Highlights & Insights¶
- LLMs' assembly optimization capability is surprisingly strong: 87.5% of correct programs outperform clang-O3, suggesting that LLMs can discover optimization opportunities unexploited by traditional compilers.
- The design of learning from self-debugging trajectories is distinctive—knowledge is distilled not from successes but from the "error → correction" process.
- LLMs can leverage vector instructions (e.g.,
cmpps) to perform vectorization optimizations that traditional compilers do not apply. - The two-level benchmark design (basic compilation vs. optimization potential) is well-targeted.
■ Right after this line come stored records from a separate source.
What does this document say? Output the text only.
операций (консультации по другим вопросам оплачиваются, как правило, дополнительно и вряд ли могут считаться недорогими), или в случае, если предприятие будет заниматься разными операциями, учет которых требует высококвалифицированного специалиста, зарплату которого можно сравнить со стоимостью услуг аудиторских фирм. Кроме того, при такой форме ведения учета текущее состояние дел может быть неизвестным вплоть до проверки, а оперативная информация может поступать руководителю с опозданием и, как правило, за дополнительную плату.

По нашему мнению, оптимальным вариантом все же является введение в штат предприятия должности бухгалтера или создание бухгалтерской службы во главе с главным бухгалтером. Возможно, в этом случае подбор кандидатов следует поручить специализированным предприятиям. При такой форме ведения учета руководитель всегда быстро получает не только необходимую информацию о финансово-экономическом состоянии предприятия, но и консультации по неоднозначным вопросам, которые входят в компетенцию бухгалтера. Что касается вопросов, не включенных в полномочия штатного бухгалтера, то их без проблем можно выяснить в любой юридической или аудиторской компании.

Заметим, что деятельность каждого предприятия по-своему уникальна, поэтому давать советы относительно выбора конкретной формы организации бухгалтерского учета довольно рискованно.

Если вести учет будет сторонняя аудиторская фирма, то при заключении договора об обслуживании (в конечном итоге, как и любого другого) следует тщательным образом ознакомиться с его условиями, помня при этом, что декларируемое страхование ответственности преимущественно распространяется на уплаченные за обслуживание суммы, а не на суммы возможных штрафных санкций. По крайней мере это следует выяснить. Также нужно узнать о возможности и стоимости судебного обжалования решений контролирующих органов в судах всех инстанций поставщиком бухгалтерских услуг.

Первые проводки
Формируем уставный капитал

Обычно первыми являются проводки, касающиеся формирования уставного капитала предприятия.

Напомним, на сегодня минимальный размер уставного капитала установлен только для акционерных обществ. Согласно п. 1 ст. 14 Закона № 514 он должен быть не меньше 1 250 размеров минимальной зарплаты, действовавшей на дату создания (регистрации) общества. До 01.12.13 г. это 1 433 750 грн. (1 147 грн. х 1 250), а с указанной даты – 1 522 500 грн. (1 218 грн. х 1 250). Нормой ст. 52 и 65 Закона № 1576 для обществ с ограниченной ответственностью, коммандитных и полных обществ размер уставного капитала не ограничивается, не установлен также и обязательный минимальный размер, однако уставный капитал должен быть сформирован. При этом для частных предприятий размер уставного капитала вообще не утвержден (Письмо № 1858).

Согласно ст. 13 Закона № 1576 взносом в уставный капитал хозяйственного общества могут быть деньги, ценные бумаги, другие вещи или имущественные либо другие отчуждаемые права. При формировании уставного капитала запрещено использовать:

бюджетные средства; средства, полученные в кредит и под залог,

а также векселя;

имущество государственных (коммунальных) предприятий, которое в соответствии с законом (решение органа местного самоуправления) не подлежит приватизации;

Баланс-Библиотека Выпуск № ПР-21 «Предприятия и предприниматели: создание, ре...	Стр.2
Limitations & Future Work¶
- Overall functional correctness remains insufficient (64% on L2), leaving a gap before practical deployment.
- Evaluation is limited to the function level; compilation of larger-scale programs is not addressed.
- Heavy reliance on DeepSeek-R1's reasoning capability may result in significantly weaker performance on other models.
- The computational cost of prompt learning is non-trivial, requiring multiple rounds of LLM calls.
- Reliability verification of assembly code in safety-critical scenarios is not considered.
Related Work & Insights¶
- Complementary to works such as LLM Compiler (Meta) and SLADE, which focus on pre-training, while this paper focuses on inference-time prompt optimization.
- The self-evolving prompt methodology is transferable to other code translation tasks (e.g., decompilation, cross-language translation).
- NeuComBack can serve as a standard test suite for evaluating the compilation capability of next-generation LLMs.
Rating¶
- Novelty: ⭐⭐⭐⭐ The idea of self-evolving prompts learned from debugging trajectories is original, and the benchmark fills an existing gap.
- Experimental Thoroughness: ⭐⭐⭐⭐ Cross-architecture, cross-distribution, transferability, and ablation analyses are comprehensive.
- Writing Quality: ⭐⭐⭐⭐ Problem formulation is clear, experimental setup is detailed, and case studies are informative.
- Value: ⭐⭐⭐⭐ Provides both a benchmark and methodology for neural compilation, though practical deployment remains distant.